The Earth & Space Expo, part of Earth & Space Week, was officially opened on Friday, 11 February 2005, in Brussels. Commission Vice-President Günter Verheugen was joined by Belgium’s Crown Prince Philippe, officials of the European Space Agency (ESA), the Luxembourg EU Presidency, the European astronaut corps.

“I am delighted to open this Earth & Space Expo,” said Verheugen. “For most of us, space means excitement, challenge and risk, but it is also an important tool. We take space for granted, but every day we use it, when we watch a news or weather report, when we watch a live football match. Space is also providing support for an incredible number of businesses, large and small.
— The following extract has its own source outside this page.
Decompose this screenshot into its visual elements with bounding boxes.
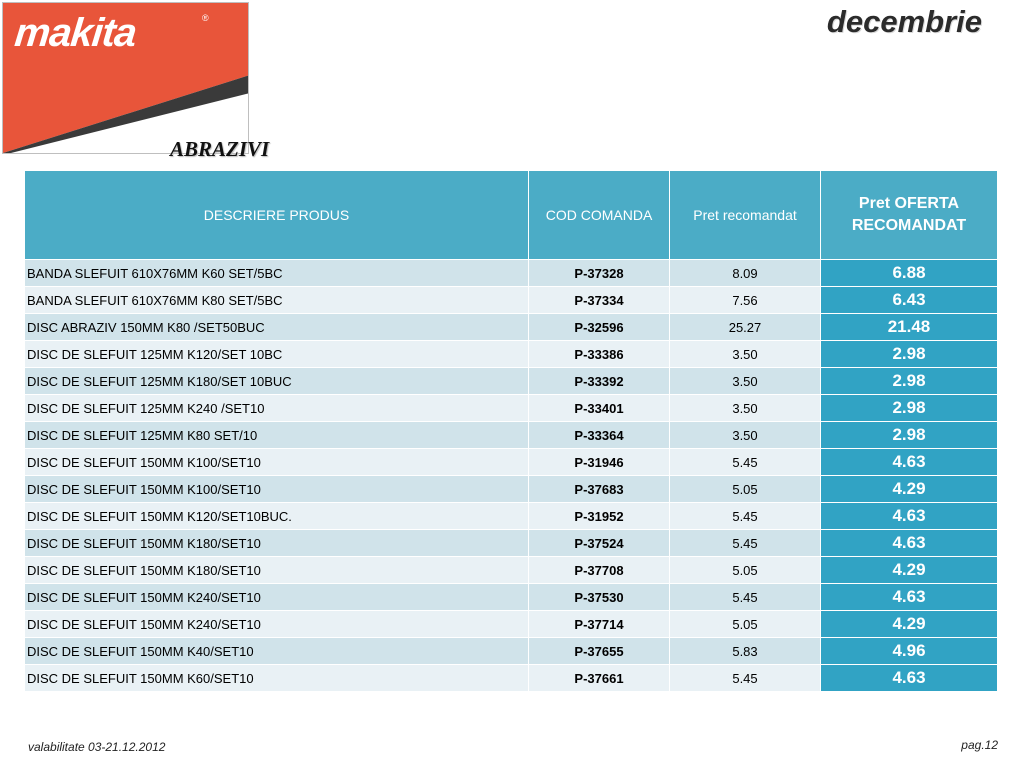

This exhibition is meant to inspire the public to dream and imagine, but it is also meant to stimulate policy-makers here in Brussels, to realise the full impact of space and Earth Observation (EO) on our quality of life and our industrial competitiveness.”

Representing the Luxembourg Presidency of the EU, Minister of Culture, Higher Education and Research François Biltgen said, “Europe already has a history of success in space exploration and technological development, but we also know that space is now a critical factor in our economic success. This event represents a giant step forward for Europe.”

ESA’s Director of Earth Observation Programmes Volker Liebig said, “2005 will be a big year for European space activities: we have seen the Huygens probe land on Titan; we will see the new Ariane 5 launch tomorrow; in June we launch the CRYOSAT satellite, which will observe changes in the polar ice caps; and we will send two more European astronauts to the International Space Station. In addition, we will see the further development of Europe’s ‘Global Monitoring for Environment and Security’ (GMES) initiative. GMES is now seen as a model for the ‘Global Earth Observation System of Systems’, currently being developed with our global partners. Space is now a major strategic asset for Europe.”

An exciting show

The Earth & Space Expo is part of the joint EU-ESA Earth & Space Week, and includes a collection of exhibits, from genuine Space- and Earth observation-related tools, equipment and artefacts, to state-of-the-art audiovisual and interactive displays and demonstrations.

Visitors can get to know the planet, and the stars, and get a chance to speak, one-on-one, with experts on volcanoes and earthquakes, the polar ice caps and life in the oceans, and maybe even shake hands with an astronaut or two.

The Expo features:

  • Interactive exhibitions of Earth observation tools and applications and how they benefit our world.
  • Eumetsat and weather applications: the Weather link.
  • A display of current and future Space initiatives and a glimpse into how the nations of the world are working together to explore the universe.
  • An Earth & Space Classroom where young people can learn about our planet and beyond.
  • An Earth & Space Cultural Gallery featuring perspectives of our planet and universe from an artistic point of view.
  • A range of seminars, films and presentations designed to educate, inform and inspire.

The Expo is open from now until 20 February 2005, at the Autoworld Museum in Brussels’ Cinquantenaire Park. Entry is free.

Up close with the astronauts

EC Research Director-General and GEO Co-Chair, Achilleas Mitsos said, “For Europe to succeed in science and technology, we must seek to inspire our young people, and what better way to do so than through space?” With that, the winners of the Earth & Space Week ‘Flag for Planet Earth’ contest were announced. Participants included children in three age groups from all around Europe. Vice-President Verheugen, Liebig and Prince Philippe of Belgium presented the prizes.

Also in attendance at the opening were a selection of ESA astronauts, including Pedro Duque, André Kuipers and Belgium’s own Frank de Winne, who mingled with guests and signed autographs.

The EU Constitution prepares to take off!

The ceremony ended with Vice -President Verheugen presenting a copy of the new European Constitution to the European astronaut corps. “This document,” he explained, “will travel into space with our next European astronaut.” The next human mission for ESA will see a European astronaut traveling to the International Space Station aboard the first American shuttle to fly since the Columbia disaster.